Once we start listing the things to be thankful for … maybe our sight is failing, but our hearing seems to be getting better to compensate. The girl at the checkout smiled at me. The postman came with a card. The morning frost looked magical, as it did when I was a child. Let your requests be made known, certainly, ask and go on asking like the widow in the gospel story who would not stop until she persuaded the judge to hear her; but do it with thanksgiving. And when we do that, when we stop worrying and hand things over to God, when we pray and go on praying, but always with thankful hearts, then there is a result. That peace of God which is so much greater than we can understand… or, as the more poetic older version puts it, ‘The Peace of God, which passeth all understanding, shall keep your hearts and minds, through Jesus Christ.’ That sentence is so encouraging, so full of hope, that it made its way into the liturgy. It precedes the final blessing in the prayer book Communion Service.
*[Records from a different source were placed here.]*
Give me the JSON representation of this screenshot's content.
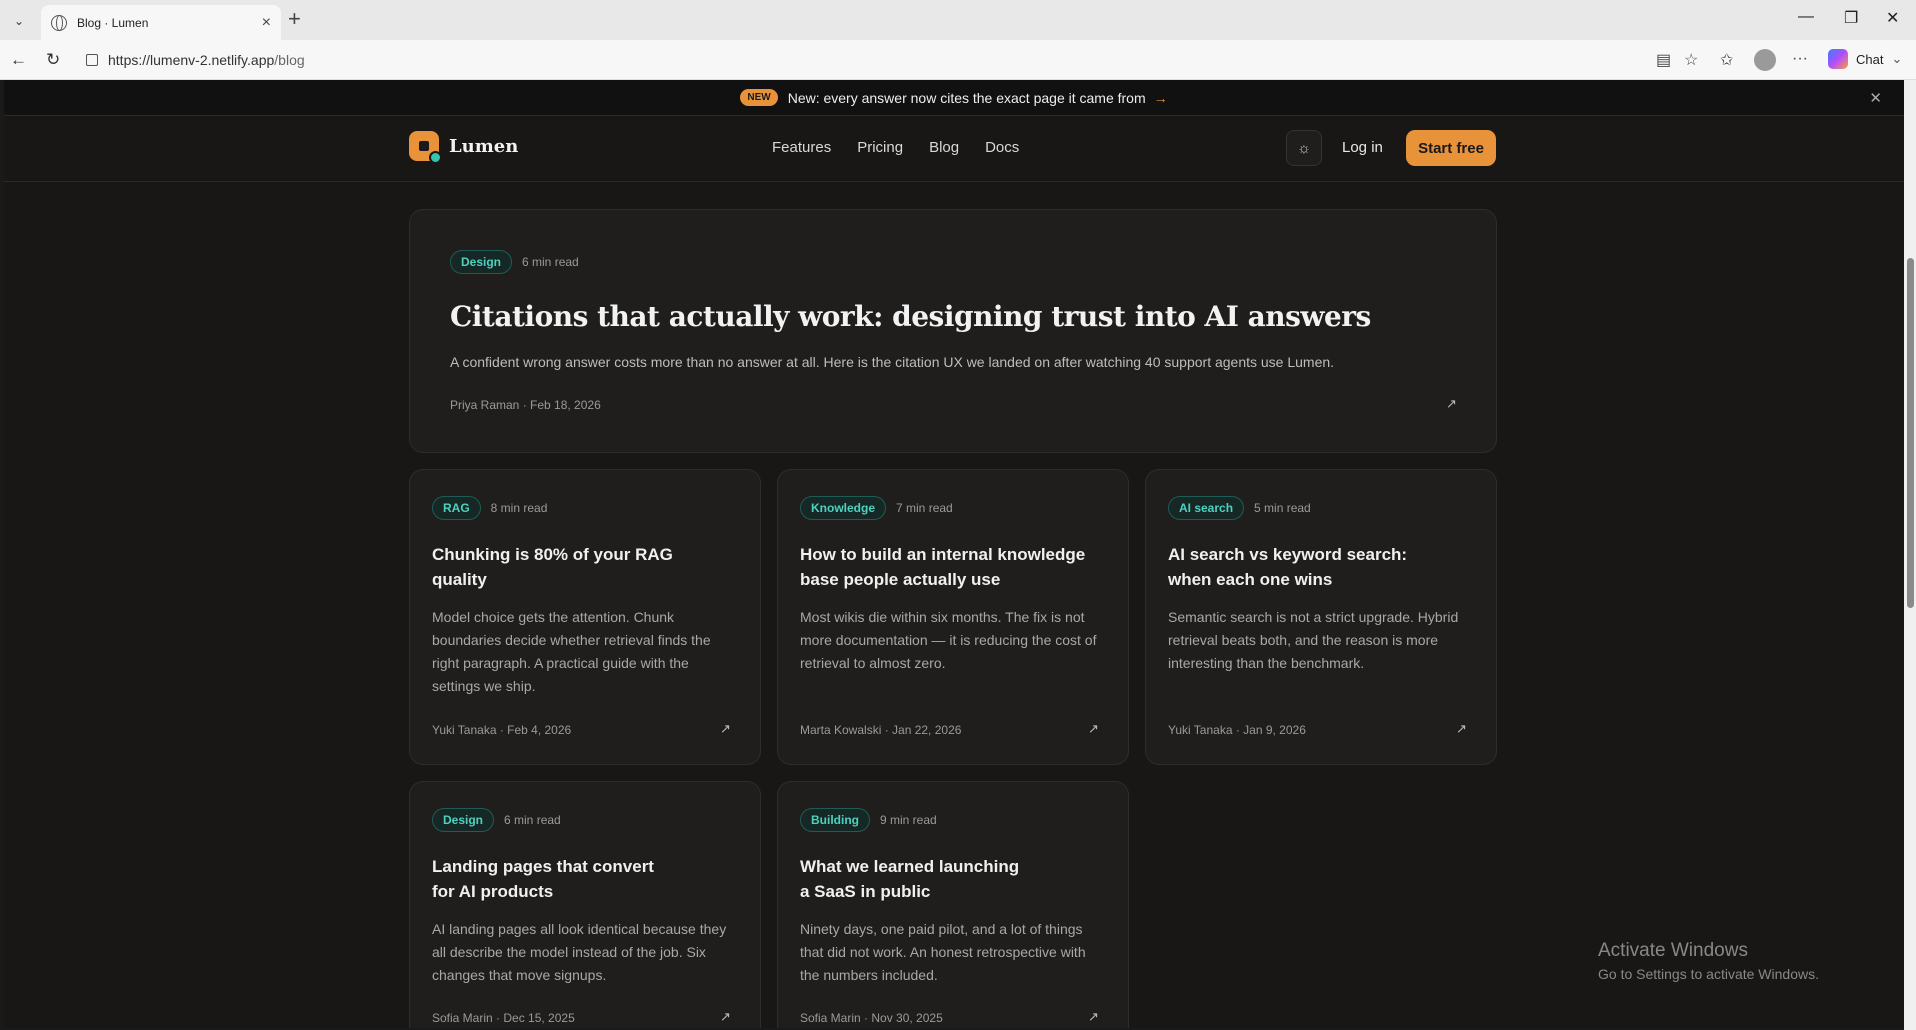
{
  "browser": {
    "tab_title": "Blog · Lumen",
    "url_host": "https://lumenv-2.netlify.app",
    "url_path": "/blog",
    "chat_label": "Chat"
  },
  "announcement": {
    "badge": "NEW",
    "message": "New: every answer now cites the exact page it came from",
    "arrow": "→"
  },
  "header": {
    "brand": "Lumen",
    "nav": [
      "Features",
      "Pricing",
      "Blog",
      "Docs"
    ],
    "login": "Log in",
    "cta": "Start free"
  },
  "featured": {
    "tag": "Design",
    "read_time": "6 min read",
    "title": "Citations that actually work: designing trust into AI answers",
    "description": "A confident wrong answer costs more than no answer at all. Here is the citation UX we landed on after watching 40 support agents use Lumen.",
    "meta": "Priya Raman · Feb 18, 2026"
  },
  "posts": [
    {
      "tag": "RAG",
      "read_time": "8 min read",
      "title": "Chunking is 80% of your RAG quality",
      "description": "Model choice gets the attention. Chunk boundaries decide whether retrieval finds the right paragraph. A practical guide with the settings we ship.",
      "meta": "Yuki Tanaka · Feb 4, 2026"
    },
    {
      "tag": "Knowledge",
      "read_time": "7 min read",
      "title": "How to build an internal knowledge base people actually use",
      "description": "Most wikis die within six months. The fix is not more documentation — it is reducing the cost of retrieval to almost zero.",
      "meta": "Marta Kowalski · Jan 22, 2026"
    },
    {
      "tag": "AI search",
      "read_time": "5 min read",
      "title": "AI search vs keyword search: when each one wins",
      "description": "Semantic search is not a strict upgrade. Hybrid retrieval beats both, and the reason is more interesting than the benchmark.",
      "meta": "Yuki Tanaka · Jan 9, 2026"
    },
    {
      "tag": "Design",
      "read_time": "6 min read",
      "title": "Landing pages that convert for AI products",
      "description": "AI landing pages all look identical because they all describe the model instead of the job. Six changes that move signups.",
      "meta": "Sofia Marin · Dec 15, 2025"
    },
    {
      "tag": "Building",
      "read_time": "9 min read",
      "title": "What we learned launching a SaaS in public",
      "description": "Ninety days, one paid pilot, and a lot of things that did not work. An honest retrospective with the numbers included.",
      "meta": "Sofia Marin · Nov 30, 2025"
    }
  ],
  "windows_watermark": {
    "line1": "Activate Windows",
    "line2": "Go to Settings to activate Windows."
  }
}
Sometimes it takes other people to help us count our blessings; if we are to be really thankful, maybe we need to look to our inheritance as Anglican. Few other English speaking Christians have such a rich inheritance of words, in the prayers of the Book of Common Prayer or the translation of the King James Bible. It has taken a German, the present Pope, to help us count those particular blessings, what he calls the Patrimony of the Anglican Communion.



If we can move into closer unity with the Church of Rome, and still retain some of that heritage, then we shall have achieved more than our fathers in the faith ever dreamed of. If Pusey and Keble and Newman had been able to have what is offered to us, there might have been no parting of friends, and the break between Anglicanism and Rome might have been healed over a century ago. Now it is for us to work and pray that we may count all our blessings and, with thanksgiving, humbly offer them to the wider church.